Review of the latest R&D Statistics for 2017 & 2018 claims
MMP look at the latest tax credit statistics published for claims made in 2017 and 2018
Growth of the Research and Development Tax Credit scheme remains strong across companies of all sizes
Total R&D spending by large companies unaffected by slowing engagement
HMRC recently released the Research and Development (R&D) Tax Credit statistics for claims made in
2017-2018 . These statistics show the continuing success of the R&D Tax Credit schemes.
Increasing numbers of firms of all sizes are taking part in the scheme, with the average claim sizes increasing at every level. The amount paid out to large companies through the R&D Expenditure Credit (RDEC) continues to show strong growth, as can be seen in figure 1.
This is particularly encouraging considering the high levels of uncertainty currently facing the UK due to Brexit. From this data, it appears that large companies, including multinationals, are continuing to prioritise research and development (R&D) spending, seeing it as an essential investment.
Source: Research and Development Tax Credit Statistics 2019, Statistical Reference Tables – RD2
However, further analysis of the data indicates that a point of market saturation may be approaching. This would likely lead to a slowdown of the total amount paid out under RDEC, as the amount paid out under the scheme is a function of both the number of companies engaging with the scheme and the size of their claims. Because 2018 claims are still being filed, 2017 represents the most recent year for which complete data on the RDEC scheme is available, making analysis of this phenomenon somewhat challenging. 2017 saw the rate of increase for large companies engaging in RDEC for the first time start to slow. Figure 2 shows this trend more clearly.

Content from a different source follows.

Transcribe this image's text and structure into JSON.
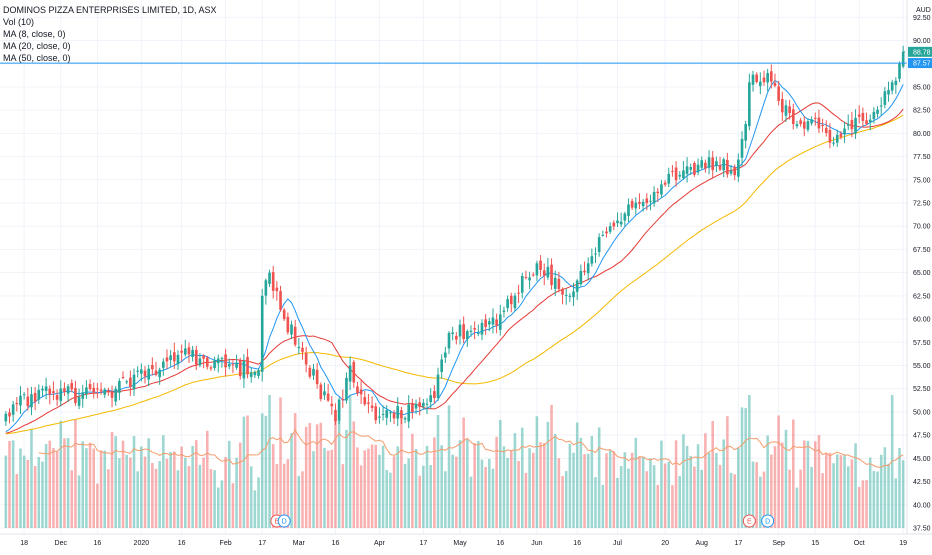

Source: Research and Development Tax Credit Statistics 2019, Statistical Reference Tables – RD8
MMP has anticipated a point of market saturation for a number of years, given that the Large Company scheme has been in existence since 2002 and the change to RDEC. If this slowdown does occur, the number of large companies joining the scheme each year will begin to level off and perhaps fall.
SME interest in the scheme shows no sign of stopping
SMEs continue to make up the vast majority of claims, with 2017 seeing over three times as many SME claims as 2013. Total SME R&D expenditure filed for 2018 so far is just 5% below the total filed in 2017, which indicates that SME R&D expenditure for 2018 is likely to show a significant year on year increase. This increase can be attributed to a number of key factors: the increased uplift to 130% which makes the scheme more generous, increasing knowledge of the scheme in industry, and most importantly the 2012 removal of the £10k lower limit on claims. In 2017, 75% of SME claims were below £50k, demonstrating that increasingly smaller businesses are taking advantage of the scheme.